The SPE annual symposium and exhibition had as its theme: “Energy Transition in Africa: A Strategic Pathway to Net Zero.”
“Annual investments of around $35 billion could bring electricity access for 759 million people who currently lack it, and $25 billion a year can help 2.6 billion people gain access to clean cooking between now and 2030,” the minister said.
However, he stressed that the required investment represents only a small fraction of the multi-trillion-dollar global energy investment needed overall.
Sylva noted that despite contributing less than six per cent of world energy consumption and two per cent of total global emissions, there was need for the continent to shift to cleaner energy use.
With significantly untapped fossil fuel reserves, which could provide the much-needed foreign direct investment and export revenue, Sylva said Africa has the ability to play a leading role in this regard.
However, the minister stressed that Nigeria has the mineral resources with approximately 208.62 trillion cubic feet (TCF) of proven gas valued at over $803.9 trillion and potential upside of 600TCF of gas, the most extensive in Africa, and in the top 10 globally.
Describing the Petroleum Industry Act (PIA) as a game changer, Sylva said the legislation would help support the continent to alleviate energy poverty.
“The PIA has generous incentives to enable development, distribution, penetration, and utilisation of gas even as it incentivises entry into the midstream, especially for pipelines with an additional five-year tax holiday for investment in gas pipelines.
“The PIA is a supply-side enabler, capable of provoking and triggering commercial interests and investments in gas utilisation as well as treating gas as a stand-alone commodity.
“As a nation, we are following a transition pathway that combines technology, investment, business strategies, and government policy that will enable Nigeria to transition from its current energy system to a low-carbon energy system with natural gas playing a pivotal role over the next generation, roughly between now and 2060,” he added.
The minister insisted that there must be multiple pathways to the energy transition in order to ensure that no country is left behind in the process of achieving net-zero by 2060.
“As a continent, we need to be intentional and recognise the need to develop hydrocarbon resources in environmentally and socially responsible ways.
“And as alluded to by the African Union, we need to be realistic in choosing the energy transition pathways which addresses our unique requirements and circumstances,” Sylva said.
According to Sylva, global energy demand would likely be almost 60 per cent higher in 2060 than today and by 2070 the world is likely to be using at least 50 per cent more energy than it does currently as population grows and people seek to improve their quality of life.
“According to the International Energy Agency (IEA), renewable energy is expected to support the growth of electricity from 20 per cent to 50 per cent of total energy supply by 2050.

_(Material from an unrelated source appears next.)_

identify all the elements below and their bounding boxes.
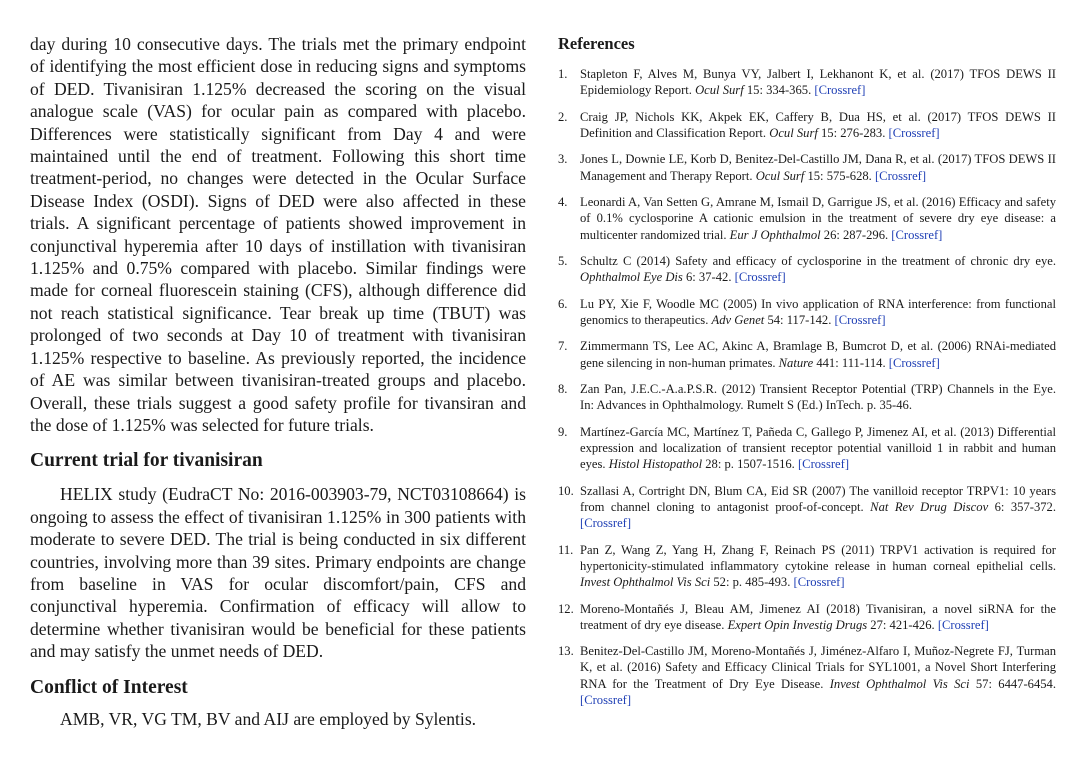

“The remaining energy demand that is impossible to electrify will require cleaner solutions, which can only come from natural gas – the closest ally to renewables,” he noted.
Quoting United Nations estimates, he noted that the current world population of 7.6 billion was expected to reach 8.6 billion in 2030, 9.7 billion in 2050 and 11.2 billion in 2100, while half of the world’s population increase is anticipated to occur in just five nations in Africa between 2017 and 2050.
He listed the countries as Nigeria, the Democratic Republic of Congo, Ethiopia, Tanzania, and Uganda.
Sylva said around 900 million people are presently without access to clean cooking in Africa; and in 32 countries more than 75 per cent of the population are without access to clean cooking.
“Let me also mention that the world’s 20 least-electrified countries are in Sub-Saharan Africa, where most of the global unserved population live,” he pointed out.
But he insisted that the foregoing does not mean it is all gloom and doom, maintaining that everyone in the world could have access to clean, affordable energy within the next nine to ten years if countries modestly increase investments.